Division of Genome Stability and DNA Repair, Department of Radiation Oncology, Dana-Farber Cancer Institute, Harvard Medical School, Boston, Massachusetts, USA.
Prog Mol Biol Transl Sci. 2012;110:263-88. doi: 10.1016/B978-0-12-387665-2.00010-9.
The ataxia telangiectasia-mutated (ATM) protein kinase is the master regulator of the DNA double-strand break (DSB) repair pathway. The activation of ATM involves its recruitment to the DSB through interaction with the mre11-rad50-nbs1 complex, followed by the acetylation of ATM by the Tip60 acetyltransferase. This acetylation of ATM within its regulatory domain is essential for activating ATM's kinase activity. Further work has now revealed that Tip60 is activated through direct interaction between Tip60's chromodomain and histone H3 trimethylated on lysine 9 (H3K9me3). The loading of Tip60 onto the chromatin at DSBs therefore represents the primary mechanism for activation of Tip60's acetyltransferase activity in response to DNA damage. The ability of H3K9me3 at DSBs to regulate the activity of Tip60 and the subsequent activation of ATM emphasizes the crucial role played by chromatin architecture in regulating DSB repair. Further, histone methylation and chromatin structure are disrupted in human cancers, implying that altered chromatin structure in tumor cells may impact DSB repair, increasing genomic instability and contributing to the progression of cancer.

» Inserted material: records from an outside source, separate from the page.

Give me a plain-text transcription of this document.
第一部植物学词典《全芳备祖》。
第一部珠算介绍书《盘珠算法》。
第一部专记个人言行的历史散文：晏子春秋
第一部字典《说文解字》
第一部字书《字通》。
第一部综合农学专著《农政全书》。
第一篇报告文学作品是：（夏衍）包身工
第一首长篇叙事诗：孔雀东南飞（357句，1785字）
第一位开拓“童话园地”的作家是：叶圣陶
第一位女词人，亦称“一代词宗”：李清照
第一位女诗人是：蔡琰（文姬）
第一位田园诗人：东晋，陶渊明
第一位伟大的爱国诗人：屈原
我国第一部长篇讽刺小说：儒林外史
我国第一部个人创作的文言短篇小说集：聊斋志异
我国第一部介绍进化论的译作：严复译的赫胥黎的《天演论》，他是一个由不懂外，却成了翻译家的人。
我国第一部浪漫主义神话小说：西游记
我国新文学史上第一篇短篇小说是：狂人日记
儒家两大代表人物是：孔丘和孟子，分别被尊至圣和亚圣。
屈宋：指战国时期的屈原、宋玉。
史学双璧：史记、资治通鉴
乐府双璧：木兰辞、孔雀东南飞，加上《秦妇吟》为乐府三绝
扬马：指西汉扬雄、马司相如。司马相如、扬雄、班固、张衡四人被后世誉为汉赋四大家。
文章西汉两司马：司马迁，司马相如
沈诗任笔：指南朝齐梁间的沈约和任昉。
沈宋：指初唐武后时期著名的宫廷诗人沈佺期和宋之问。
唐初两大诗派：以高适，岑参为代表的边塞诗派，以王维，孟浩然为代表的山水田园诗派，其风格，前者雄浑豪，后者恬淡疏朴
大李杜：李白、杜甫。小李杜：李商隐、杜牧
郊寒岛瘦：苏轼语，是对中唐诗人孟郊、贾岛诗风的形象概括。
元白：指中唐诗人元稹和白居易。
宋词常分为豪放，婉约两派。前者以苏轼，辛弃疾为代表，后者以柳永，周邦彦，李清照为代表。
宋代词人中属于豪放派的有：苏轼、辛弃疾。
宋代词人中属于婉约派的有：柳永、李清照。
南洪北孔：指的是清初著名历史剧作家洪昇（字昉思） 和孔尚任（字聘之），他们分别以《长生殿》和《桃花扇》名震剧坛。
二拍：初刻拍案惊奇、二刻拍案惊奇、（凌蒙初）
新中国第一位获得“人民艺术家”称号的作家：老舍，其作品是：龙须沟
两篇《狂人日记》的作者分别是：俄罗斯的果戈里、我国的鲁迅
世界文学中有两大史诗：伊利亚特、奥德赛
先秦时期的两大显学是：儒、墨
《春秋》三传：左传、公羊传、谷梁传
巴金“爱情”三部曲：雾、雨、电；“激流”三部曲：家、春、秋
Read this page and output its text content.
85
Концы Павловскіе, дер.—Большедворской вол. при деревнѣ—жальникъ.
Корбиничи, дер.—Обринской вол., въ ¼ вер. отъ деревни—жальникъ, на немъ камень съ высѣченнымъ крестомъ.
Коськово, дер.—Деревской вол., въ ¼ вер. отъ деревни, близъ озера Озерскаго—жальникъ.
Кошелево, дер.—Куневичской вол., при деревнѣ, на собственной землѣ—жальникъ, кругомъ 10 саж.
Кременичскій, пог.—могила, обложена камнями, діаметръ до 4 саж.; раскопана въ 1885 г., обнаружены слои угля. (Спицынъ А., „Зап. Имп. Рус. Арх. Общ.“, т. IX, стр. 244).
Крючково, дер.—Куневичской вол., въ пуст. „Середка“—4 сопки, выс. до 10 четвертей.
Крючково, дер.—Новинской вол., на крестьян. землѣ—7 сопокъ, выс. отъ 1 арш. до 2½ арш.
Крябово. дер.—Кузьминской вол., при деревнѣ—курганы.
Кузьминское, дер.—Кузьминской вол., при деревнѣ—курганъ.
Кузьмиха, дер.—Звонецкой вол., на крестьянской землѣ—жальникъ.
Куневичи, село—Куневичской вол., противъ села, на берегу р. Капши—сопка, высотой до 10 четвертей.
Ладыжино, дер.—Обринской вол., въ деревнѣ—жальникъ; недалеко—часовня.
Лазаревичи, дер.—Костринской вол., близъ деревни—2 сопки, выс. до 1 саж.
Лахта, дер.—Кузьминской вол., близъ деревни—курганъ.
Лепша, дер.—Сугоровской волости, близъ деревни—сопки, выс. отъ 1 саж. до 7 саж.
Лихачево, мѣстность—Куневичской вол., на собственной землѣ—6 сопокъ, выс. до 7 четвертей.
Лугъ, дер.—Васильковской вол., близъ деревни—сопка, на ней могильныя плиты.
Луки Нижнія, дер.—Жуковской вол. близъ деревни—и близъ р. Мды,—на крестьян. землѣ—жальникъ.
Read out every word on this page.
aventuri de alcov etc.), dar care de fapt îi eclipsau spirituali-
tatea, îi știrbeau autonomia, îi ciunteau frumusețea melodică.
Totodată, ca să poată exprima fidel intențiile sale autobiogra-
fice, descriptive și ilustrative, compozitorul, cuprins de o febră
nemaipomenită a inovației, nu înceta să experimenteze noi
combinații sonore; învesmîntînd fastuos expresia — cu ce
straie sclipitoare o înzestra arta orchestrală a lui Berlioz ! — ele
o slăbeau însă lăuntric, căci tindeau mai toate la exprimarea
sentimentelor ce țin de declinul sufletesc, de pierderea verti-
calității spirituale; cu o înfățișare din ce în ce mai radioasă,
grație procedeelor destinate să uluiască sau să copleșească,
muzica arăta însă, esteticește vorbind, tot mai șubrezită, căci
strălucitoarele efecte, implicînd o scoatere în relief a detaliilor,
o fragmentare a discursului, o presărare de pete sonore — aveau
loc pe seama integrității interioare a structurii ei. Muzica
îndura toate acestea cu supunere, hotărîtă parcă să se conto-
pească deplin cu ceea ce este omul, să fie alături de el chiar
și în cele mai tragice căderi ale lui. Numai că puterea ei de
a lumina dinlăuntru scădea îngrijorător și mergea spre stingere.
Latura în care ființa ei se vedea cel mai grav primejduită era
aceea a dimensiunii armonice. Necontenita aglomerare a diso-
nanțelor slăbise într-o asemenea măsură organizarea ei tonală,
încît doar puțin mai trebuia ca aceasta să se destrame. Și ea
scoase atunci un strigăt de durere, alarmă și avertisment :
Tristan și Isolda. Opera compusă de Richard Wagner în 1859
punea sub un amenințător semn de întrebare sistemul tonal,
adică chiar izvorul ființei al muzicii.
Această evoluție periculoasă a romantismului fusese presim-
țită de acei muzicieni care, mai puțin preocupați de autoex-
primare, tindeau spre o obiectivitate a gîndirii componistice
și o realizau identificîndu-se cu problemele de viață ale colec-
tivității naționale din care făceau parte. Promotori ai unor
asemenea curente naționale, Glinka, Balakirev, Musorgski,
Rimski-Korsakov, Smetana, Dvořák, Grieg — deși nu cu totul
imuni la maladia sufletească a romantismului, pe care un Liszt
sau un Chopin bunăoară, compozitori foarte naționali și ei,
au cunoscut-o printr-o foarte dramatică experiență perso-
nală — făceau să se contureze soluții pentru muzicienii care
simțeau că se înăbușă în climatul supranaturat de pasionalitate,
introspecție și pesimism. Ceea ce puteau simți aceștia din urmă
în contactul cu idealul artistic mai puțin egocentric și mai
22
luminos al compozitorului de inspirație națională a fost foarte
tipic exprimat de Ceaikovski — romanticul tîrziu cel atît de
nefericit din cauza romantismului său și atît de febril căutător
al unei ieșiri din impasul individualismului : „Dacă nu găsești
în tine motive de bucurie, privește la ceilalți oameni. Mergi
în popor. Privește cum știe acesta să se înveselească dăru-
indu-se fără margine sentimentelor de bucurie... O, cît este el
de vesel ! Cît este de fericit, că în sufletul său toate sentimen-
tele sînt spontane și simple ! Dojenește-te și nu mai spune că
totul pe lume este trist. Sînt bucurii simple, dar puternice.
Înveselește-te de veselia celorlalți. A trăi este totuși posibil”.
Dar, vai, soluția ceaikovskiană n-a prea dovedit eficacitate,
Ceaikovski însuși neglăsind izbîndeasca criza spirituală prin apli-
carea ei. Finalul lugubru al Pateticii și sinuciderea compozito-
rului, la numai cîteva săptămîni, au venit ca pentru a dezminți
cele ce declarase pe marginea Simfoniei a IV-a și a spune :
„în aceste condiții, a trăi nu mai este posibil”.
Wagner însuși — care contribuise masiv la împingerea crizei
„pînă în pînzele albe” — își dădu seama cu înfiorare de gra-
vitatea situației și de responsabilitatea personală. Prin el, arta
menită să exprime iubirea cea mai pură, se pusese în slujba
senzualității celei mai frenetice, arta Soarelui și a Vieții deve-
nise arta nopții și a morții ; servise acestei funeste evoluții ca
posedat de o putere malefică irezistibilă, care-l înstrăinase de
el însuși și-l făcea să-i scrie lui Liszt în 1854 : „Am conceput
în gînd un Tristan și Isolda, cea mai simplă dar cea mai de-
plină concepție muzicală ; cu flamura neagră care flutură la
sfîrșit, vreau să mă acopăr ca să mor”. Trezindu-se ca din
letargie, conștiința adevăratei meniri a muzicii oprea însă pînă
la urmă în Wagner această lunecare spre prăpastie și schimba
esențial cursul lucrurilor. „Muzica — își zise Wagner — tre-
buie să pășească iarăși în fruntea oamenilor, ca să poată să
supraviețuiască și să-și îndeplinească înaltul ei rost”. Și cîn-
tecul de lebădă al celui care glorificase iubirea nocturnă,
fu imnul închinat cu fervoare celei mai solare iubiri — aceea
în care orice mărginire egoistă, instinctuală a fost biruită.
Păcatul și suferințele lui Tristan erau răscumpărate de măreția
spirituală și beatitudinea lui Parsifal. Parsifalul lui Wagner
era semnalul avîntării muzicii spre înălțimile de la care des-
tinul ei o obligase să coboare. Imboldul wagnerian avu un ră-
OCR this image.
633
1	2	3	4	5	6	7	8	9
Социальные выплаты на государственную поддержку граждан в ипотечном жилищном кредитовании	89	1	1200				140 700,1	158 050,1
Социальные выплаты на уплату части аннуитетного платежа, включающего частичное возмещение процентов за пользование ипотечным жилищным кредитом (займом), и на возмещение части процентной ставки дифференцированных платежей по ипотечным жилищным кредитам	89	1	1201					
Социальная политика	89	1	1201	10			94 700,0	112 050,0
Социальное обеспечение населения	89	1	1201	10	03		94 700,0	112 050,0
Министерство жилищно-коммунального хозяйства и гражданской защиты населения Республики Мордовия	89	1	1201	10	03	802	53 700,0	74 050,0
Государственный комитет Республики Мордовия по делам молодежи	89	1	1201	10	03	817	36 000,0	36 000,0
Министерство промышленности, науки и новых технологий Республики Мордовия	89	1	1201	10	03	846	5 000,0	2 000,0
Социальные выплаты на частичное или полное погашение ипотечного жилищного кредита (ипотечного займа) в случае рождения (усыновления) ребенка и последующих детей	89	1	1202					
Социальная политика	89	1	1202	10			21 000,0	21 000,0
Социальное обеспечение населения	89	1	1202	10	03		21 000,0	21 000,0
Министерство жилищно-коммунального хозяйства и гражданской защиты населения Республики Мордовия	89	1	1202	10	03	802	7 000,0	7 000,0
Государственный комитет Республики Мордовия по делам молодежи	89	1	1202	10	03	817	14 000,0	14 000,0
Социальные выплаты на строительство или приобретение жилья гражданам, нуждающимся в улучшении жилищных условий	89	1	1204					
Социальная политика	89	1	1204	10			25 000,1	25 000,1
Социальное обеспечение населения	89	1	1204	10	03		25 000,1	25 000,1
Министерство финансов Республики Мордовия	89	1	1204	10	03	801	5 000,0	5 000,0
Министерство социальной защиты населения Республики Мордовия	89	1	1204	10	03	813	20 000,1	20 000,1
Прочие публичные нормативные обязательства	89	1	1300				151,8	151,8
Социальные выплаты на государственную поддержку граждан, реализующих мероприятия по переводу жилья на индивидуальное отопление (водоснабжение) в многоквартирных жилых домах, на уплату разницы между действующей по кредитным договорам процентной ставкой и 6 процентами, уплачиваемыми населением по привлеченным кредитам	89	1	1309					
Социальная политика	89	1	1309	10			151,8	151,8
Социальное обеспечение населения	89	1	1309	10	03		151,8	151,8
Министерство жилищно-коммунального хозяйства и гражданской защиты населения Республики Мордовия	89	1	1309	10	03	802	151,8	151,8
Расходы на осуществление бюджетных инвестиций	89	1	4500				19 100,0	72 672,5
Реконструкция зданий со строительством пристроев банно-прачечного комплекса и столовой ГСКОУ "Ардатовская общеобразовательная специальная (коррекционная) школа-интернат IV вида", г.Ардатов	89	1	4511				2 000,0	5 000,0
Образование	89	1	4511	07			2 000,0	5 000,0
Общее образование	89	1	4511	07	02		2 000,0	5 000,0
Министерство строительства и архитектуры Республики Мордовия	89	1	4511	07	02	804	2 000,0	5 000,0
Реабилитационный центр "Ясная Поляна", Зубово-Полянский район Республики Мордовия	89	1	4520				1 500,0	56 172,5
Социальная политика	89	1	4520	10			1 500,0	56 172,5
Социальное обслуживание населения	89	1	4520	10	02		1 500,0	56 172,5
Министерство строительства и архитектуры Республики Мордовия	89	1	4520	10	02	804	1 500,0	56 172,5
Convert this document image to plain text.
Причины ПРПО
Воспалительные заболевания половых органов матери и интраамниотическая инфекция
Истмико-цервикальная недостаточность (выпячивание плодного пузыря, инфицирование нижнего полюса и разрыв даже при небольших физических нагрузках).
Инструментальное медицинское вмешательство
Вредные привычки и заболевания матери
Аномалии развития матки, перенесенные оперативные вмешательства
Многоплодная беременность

共济失调毛细血管扩张突变(ATM)蛋白激酶是 DNA 双链断裂(DSB)修复途径的主要调控因子。ATM 的激活涉及通过与 mre11-rad50-nbs1 复合物相互作用将其募集到 DSB,随后由 Tip60 乙酰转移酶对 ATM 进行乙酰化。ATM 在其调节域中的这种乙酰化对于激活 ATM 的激酶活性是必不可少的。进一步的工作现在表明,Tip60 通过 Tip60 的 chromodomain 与赖氨酸 9 上三甲基化的组蛋白 H3(H3K9me3)之间的直接相互作用而被激活。因此,Tip60 加载到 DSB 上的染色质代表了 Tip60 的乙酰转移酶活性对 DNA 损伤作出响应的主要激活机制。DSB 处的 H3K9me3 调节 Tip60 的活性以及随后的 ATM 激活,强调了染色质结构在调节 DSB 修复中的关键作用。此外,组蛋白甲基化和染色质结构在人类癌症中被破坏,这意味着肿瘤细胞中染色质结构的改变可能会影响 DSB 修复,增加基因组不稳定性并促进癌症的进展。